A typical aggregate dryer used in asphalt plants is known as a drum mixer. Such a dryer rotates and contains lifters for showering the aggregate through hot gases given off by combustion of fuel in the burner. A typical drum mixer lifter arrangement includes the longitudinal arrangement of lifters and can be divided into three main types:
(A) Combustion zone lifters, PA1 (B) Drying zone lifters, PA1 (C) Mixing zone lifters.
The combustion zone lifters are lifters designed to produce a veil-free zone to allow combustion to take place. Drying zone lifters allow for showering and veiling of the aggregate across the cross-sectional area of the drum. As the material falls in a downward trajectory, the hot gases from the burner pass around the material to cause heat transfer between hot gases and the relatively cool material. The last zone is the mixing zone and includes lifters that ensure that the asphalt mixed with the aggregate becomes a homogeneous mix for discharge out of the drum. The asphalt in liquid form is injected generally, just at the beginning of the mixing zone lifters.
Exemplifying prior art apparatus is disclosed in U.S. Pat. No. 2,421,345 wherein drum lifters lift aggregate and permit it to drop across the interior of the drum, but no attention or awareness of the heat transfer problem is considered. U.S. Pat. No. 3,025,611 discloses lifters for lifting the aggregates and dropping them through a hot gas stream. The lifters are provided for adequate draft for the hot gas stream to prevent plugging of the dryer. U.S. Pat. No. 3,641,683 discloses a fixed and adjustable lifter arrangement specifically constructed to ensure an adequate draft for the hot gas stream. U.S. Pat. No. 3,940,120 discloses an arrangement of drum lifters (called buckets) which increases the veiling effect of the falling aggregate to reduce particulate emissions.
The purpose of this disclosure, the interaction of the aggregate and hot gases in the drying zone, will be discussed. It is well known that, in a dryer, the longer the drying zone lifter section is, the more complete the heat transfer is between the exhaust gas and the material being dried.
An infinitely long drum would provide complete heat transfer between the gas and the material. However, in a drum mixer having three zones of lifters, the drying zone, by necessity, is relatively short, thus for efficient operation, a high rate of heat transfer is required in this zone.
FIG. 8 shows a typical cross-section through a drum mixer and illustrates the showering effect obtained in a conventional lifter arrangement. It can be seen that, due to this showering action, the separate pieces of material have a chance to come in direct contact with the hot exhaust gas and heat transfer will take place between the gases and the material.
It can be shown that the showering time for the material in a drum mixer or dryer occupies only 5-10% of the total time that the material is in the dryer. For the balance of the time, the material is in the lifter or in the bed of the material sliding down the sloping drum.
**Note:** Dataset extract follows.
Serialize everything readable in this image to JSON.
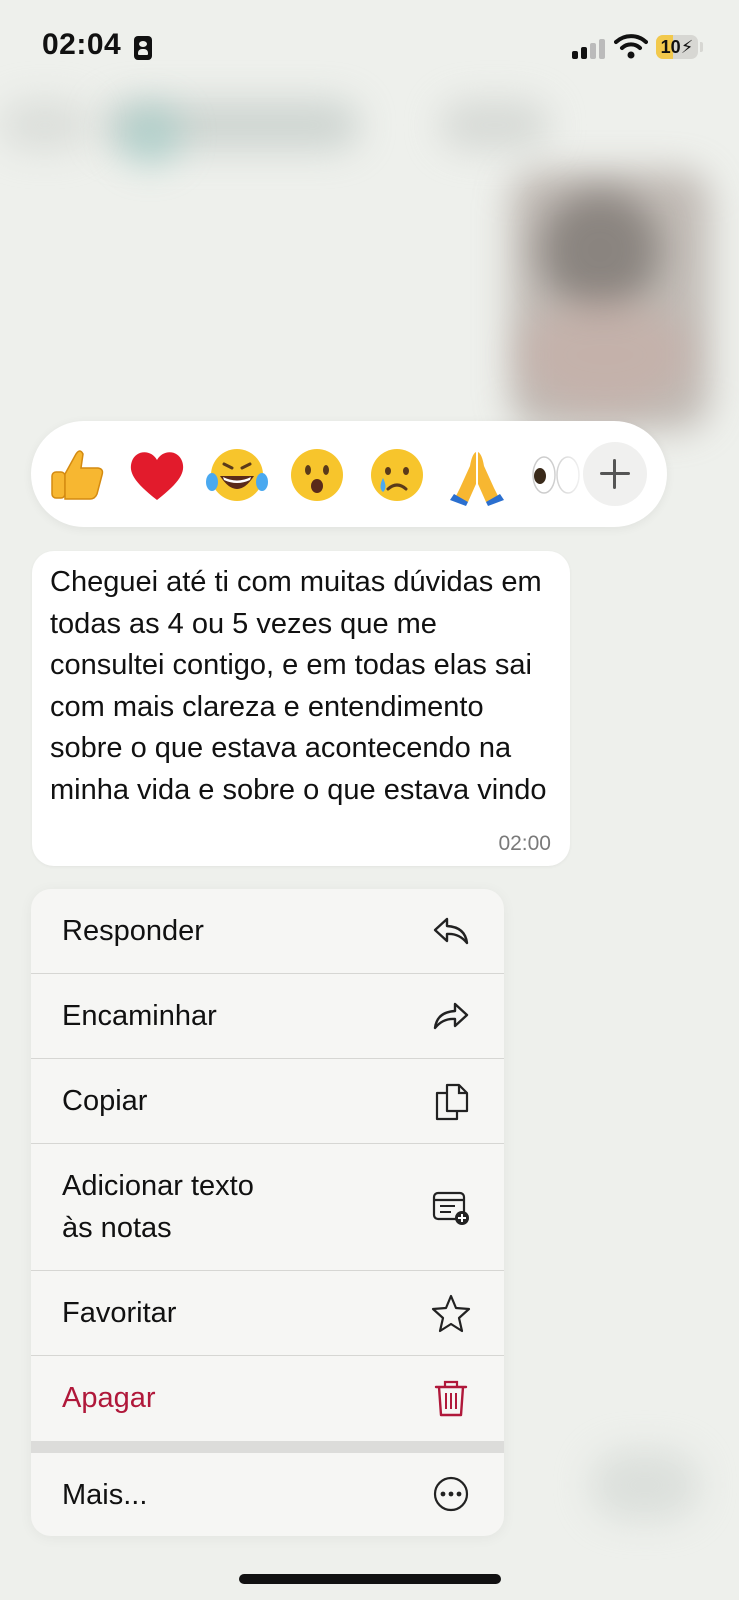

While in the latter two positions, the heat transfer will take place at a slower rate due to less material being in direct contact with the gases and only surface material receiving radiant heat.
A recent development in drum mixers has been to use these machines to reprocess reclaimed asphalt paving (RAP) material by mixing it with some virgin material and adding the necessary asphalt cement to make a satisfactory new mix. In such a recycle drum mixer arrangement, where reclaimed asphalt paving (RAP) is fed into a chute positioned over the center of the drum, the chute empties into a shroud surrounding the drum, and the material passes through holes which pierce the periphery of the drum into angled chutes which discharge into the drum towards the discharge end. At the same time, virgin material, such as aggregate, is fed into the feed end of the drum. Asphalt cement is added to the mix slightly downstrean of the RAP material entry point. In the recycle operation, the discharged material is made up of a percentage of RAP material injected into the center of the drum plus a percentage of virgin material fed into the feed end of the drum. These percentage ratios can be 40/60, 50/50, 60/40, 70/30, etc. Because a relatively small amount of virgin material is required in some of these mix ratios, the lifters as shown in FIG. 8 provide only a very thin veil. This allows the flame and exhaust gases to penetrate through the veil without sufficient reduction in the exhaust gas heat. Because the veil of material is relatively thin, the hot gases do not contact enough material to give up their heat, thereby causing excessive heating of the RAP material as it enters the drum. The RAP material is usually material milled off of an old road surface and contains many fines consisting of minus 200 micron particles. These fine particles are swept into the gas stream and if the gas has not been sufficiently cooled in passing through the drying zone, then the excessive heat in the gases will cause smoking of the asphalt material coating the RAP fines. It is also possible to cause the virgin asphalt, as its injection point, to scorch and therefore cause smoke emissions if the gas temperature is too high at the asphalt injection point. This can occur in both recycling and virgin material processes. Smoking of the virgin asphalt cement can be caused by a thin veil in the drying zone, incorrectly positioned asphalt injection point, or a low smoke point asphalt cement.